Citem-se, ainda, a Declaração de Inuyama, aprovada em 1990, no Japão, pelo Conselho da Organização Internacional de Ciências Médicas, sobre mapeamento genético, experimentação genética e terapia gênica; e a Declaração de Bilbao sobre o Direito ante o Projeto Genoma Humano, de 1993. Esta última menciona a intimidade como patrimônio pessoal e afasta a utilização dos dados genéticos com fins discriminatórios.
Em abril de 1997, foi elaborada em Oviedo a Convenção sobre os Direitos do Homem e a Biomedicina, proposta pelo Conselho da Europa. A Convenção, em vigor desde 1º de dezembro de 1999, trata de quaisquer intervenções na área de saúde, incluindo tratamentos e investigações científicas. Vários artigos são dedicados à manifestação do consentimento para as intervenções.

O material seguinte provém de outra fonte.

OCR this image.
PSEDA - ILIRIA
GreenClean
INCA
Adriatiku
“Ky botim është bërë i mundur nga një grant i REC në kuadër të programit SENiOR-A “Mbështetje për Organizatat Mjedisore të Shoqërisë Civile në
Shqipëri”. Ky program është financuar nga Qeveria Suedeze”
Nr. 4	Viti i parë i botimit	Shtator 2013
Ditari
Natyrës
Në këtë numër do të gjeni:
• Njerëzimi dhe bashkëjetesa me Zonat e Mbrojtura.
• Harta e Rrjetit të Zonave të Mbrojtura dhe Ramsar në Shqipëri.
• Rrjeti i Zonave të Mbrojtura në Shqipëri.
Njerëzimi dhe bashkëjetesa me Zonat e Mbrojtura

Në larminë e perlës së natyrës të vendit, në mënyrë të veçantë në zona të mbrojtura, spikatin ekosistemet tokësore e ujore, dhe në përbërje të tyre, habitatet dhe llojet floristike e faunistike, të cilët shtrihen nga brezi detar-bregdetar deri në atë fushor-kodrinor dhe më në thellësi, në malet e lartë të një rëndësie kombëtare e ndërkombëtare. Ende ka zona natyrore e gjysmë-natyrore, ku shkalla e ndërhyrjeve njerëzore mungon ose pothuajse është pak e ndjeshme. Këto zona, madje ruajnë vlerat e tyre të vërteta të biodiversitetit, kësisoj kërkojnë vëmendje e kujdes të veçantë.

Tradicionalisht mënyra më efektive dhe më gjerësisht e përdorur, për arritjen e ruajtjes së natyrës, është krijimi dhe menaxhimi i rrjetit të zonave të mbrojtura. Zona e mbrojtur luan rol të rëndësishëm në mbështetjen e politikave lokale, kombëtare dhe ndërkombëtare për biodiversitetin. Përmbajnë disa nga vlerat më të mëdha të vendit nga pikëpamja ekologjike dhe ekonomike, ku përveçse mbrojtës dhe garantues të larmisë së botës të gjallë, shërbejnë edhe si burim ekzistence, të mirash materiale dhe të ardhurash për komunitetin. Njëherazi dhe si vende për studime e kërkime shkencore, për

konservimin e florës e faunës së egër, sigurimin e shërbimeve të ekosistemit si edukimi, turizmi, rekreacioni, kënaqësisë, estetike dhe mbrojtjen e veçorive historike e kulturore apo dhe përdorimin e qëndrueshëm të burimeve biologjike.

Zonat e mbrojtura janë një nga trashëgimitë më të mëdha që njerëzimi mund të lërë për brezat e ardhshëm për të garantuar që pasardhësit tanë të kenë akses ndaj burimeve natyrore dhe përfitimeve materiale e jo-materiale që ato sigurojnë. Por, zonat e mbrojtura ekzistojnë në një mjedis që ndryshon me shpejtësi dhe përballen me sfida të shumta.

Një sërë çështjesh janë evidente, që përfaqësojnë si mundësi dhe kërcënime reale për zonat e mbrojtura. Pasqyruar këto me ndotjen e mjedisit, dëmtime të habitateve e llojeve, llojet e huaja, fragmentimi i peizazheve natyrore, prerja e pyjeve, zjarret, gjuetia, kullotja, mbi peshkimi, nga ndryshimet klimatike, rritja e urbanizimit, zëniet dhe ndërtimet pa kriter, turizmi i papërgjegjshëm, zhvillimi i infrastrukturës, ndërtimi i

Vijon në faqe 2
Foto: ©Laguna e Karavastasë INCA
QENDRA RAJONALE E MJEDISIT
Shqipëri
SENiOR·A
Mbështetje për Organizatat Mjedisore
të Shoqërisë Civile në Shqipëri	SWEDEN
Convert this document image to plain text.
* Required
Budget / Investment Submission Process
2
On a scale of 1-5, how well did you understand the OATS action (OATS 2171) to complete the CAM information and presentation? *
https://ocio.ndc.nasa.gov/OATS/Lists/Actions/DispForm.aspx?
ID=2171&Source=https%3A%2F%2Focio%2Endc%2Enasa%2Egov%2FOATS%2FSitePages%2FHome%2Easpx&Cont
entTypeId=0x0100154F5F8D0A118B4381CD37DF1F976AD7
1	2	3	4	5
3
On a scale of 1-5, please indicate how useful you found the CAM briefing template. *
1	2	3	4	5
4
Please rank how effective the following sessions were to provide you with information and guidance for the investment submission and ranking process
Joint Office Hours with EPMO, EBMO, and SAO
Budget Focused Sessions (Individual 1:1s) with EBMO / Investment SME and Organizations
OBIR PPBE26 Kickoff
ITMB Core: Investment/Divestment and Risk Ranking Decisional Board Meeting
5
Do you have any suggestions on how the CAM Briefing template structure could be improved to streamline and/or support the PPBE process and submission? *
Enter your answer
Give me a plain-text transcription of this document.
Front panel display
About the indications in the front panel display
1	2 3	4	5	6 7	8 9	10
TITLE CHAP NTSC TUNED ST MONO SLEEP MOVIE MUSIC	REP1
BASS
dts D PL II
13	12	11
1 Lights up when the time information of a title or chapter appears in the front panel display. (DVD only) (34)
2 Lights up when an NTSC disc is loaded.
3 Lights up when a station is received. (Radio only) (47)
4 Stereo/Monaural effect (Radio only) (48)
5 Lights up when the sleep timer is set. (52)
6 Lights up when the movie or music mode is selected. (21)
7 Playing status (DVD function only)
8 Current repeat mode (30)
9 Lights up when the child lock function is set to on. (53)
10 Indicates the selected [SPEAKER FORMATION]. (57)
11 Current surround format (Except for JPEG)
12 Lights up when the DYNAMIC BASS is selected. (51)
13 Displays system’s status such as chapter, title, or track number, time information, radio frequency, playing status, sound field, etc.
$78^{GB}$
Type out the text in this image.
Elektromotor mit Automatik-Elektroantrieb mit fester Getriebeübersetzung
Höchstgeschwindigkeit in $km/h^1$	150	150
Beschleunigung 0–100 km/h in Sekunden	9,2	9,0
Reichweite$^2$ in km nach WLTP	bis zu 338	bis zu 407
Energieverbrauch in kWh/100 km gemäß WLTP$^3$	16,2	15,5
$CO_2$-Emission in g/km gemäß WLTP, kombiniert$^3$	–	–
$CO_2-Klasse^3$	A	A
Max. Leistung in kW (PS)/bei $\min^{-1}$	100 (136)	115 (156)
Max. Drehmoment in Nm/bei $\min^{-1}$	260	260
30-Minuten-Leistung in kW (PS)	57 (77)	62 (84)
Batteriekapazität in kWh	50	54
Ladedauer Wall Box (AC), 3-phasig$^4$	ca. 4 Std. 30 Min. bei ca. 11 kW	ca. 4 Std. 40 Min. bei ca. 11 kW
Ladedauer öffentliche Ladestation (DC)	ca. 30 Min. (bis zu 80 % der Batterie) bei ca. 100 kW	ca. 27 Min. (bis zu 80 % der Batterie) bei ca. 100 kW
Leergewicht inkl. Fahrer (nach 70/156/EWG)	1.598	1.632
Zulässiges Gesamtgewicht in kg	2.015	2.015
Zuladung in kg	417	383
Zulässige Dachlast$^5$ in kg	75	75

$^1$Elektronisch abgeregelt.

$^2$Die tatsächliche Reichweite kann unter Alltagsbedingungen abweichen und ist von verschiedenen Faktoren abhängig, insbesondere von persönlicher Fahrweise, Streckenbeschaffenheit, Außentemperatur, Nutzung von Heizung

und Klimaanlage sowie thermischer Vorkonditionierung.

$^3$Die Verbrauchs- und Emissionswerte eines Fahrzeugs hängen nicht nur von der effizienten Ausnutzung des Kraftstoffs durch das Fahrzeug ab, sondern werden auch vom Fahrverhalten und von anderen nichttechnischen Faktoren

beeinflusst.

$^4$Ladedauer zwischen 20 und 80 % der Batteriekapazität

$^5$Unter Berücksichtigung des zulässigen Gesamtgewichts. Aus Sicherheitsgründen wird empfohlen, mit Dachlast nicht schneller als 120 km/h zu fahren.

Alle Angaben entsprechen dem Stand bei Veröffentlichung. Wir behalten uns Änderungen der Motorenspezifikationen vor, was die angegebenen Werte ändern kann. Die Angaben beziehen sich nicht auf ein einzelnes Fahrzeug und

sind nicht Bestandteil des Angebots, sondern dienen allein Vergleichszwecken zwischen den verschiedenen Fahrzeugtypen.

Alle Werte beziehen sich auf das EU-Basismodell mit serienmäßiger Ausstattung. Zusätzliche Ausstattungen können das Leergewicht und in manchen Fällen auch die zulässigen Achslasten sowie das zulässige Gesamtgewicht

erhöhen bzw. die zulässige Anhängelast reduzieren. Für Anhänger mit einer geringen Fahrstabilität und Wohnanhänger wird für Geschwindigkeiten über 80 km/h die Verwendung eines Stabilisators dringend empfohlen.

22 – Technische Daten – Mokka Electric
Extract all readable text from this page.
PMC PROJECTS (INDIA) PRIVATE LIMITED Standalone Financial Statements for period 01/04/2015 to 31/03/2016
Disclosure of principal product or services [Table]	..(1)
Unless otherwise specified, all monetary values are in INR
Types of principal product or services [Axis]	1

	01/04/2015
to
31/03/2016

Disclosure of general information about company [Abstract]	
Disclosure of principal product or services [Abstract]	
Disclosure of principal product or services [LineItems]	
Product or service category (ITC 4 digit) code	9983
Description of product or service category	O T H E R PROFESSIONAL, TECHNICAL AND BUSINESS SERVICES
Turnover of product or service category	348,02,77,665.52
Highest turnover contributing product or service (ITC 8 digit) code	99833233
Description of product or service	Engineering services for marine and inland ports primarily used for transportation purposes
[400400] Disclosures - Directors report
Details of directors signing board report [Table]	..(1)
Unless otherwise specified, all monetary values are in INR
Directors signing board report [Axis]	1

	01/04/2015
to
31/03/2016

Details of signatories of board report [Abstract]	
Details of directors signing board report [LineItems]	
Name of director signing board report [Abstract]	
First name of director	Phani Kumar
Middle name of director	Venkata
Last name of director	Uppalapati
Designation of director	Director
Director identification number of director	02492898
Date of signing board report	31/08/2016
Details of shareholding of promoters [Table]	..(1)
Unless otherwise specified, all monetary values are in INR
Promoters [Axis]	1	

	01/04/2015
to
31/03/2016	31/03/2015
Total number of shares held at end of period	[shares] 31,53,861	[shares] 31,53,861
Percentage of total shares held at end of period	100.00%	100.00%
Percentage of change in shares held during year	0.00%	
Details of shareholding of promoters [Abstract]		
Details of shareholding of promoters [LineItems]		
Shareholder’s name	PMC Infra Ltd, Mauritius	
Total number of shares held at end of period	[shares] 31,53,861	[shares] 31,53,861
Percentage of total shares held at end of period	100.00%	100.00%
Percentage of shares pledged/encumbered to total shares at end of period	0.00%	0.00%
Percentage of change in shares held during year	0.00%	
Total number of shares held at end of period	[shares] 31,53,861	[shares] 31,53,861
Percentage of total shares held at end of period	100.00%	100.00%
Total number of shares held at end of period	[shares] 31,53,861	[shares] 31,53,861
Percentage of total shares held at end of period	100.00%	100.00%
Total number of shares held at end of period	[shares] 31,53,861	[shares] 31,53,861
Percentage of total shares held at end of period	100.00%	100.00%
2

Seu Capítulo IV refere-se ao genoma humano, havendo artigos que regulam a não discriminação em virtude do patrimônio genético (art. 11º); os testes preditivos de doenças genéticas ou propensão a elas (art. 12º); intervenções modificativas do genoma humano (art. 13º) e a proibição de seleção de sexo em reprodução humana assistida (art. 14º).
Devido à importância, influência e especificidade, destacam-se a Declaração Universal sobre o Genoma Humano e os Direitos Humanos, de 1997, e a Declaração Internacional sobre os Dados Genéticos Humanos, de 2003. Ambas foram aprovadas em conferências gerais da UNESCO e centram-se no respeito à dignidade humana e na proteção dos direitos humanos, quando da coleta, tratamento, utilização e conservação de dados genéticos humanos e de amostras biológicas.
Passa-se à análise da Declaração Universal sobre o Genoma Humano e os Direitos Humanos.
Logo no art. 1º, o genoma humano, expresso como a base da unidade fundamental da espécie humana, é classificado como patrimônio da humanidade. Fica a advertência de Galán Juárez:
“Por el momento se acordó que el genoma humano, que atañe a todos los seres humanos hoy existentes ya los que existirán, es patrimonio de la humanidad. En este sentido no puede quedar exclusivamente en manos de la iniciativa privada, ni deberá explorarse comercialmente. Sin embargo, la investigación que se haga a partir de él no es patrimonio de la humanidad: aquí radica el peligro.” (GALÁN JUÁREZ, 2005, p. 230)
Preocupada com possíveis discriminações, essa Declaração estabelece a necessidade de se garantir o respeito à dignidade e aos direitos humanos, independentemente das características genéticas do indivíduo. Tais características não representam a totalidade do homem, ser único e irrepetível, e que não pode ser representado apenas biologicamente.
Quanto às características do genoma humano, o documento cita a evolutividade e a extracomercialidade. É evolutivo, pois submetido a mutações e reputa-se res extra commercium, devendo ser proibida sua transação financeira.
Para investigação, tratamento e diagnóstico que intervenha no genoma humano, o art. 5º incorpora os princípios da beneficência e da autonomia, determinando a avaliação prévia dos riscos e benefícios da intervenção, bem como da necessidade do consentimento prévio, livre e esclarecido das pessoas envolvidas.
Ninguém deve ser submetido a discriminação com base em suas características genéticas. Além disso, os dados genéticos que possam identificar o indivíduo deverão ser mantidos em sigilo. E qualquer dano sofrido em razão da intervenção no genoma, é passível de reparação de caráter indenizatório. (art. 6º, 7º, 8º)
O artigo 9º deve ser analisado com cautela, visto que restringe os princípios do consentimento e da confidencialidade:
“Com vistas a proteger os direitos humanos e as liberdades fundamentais, qualquer restrição aos princípios de consentimento e confidencialidade só poderá ser estabelecida mediante lei, por razões imperiosas, dentro dos limites estabelecidos no direito público internacional e a convenção internacional de direitos humanos”. (UNESCO, 1997)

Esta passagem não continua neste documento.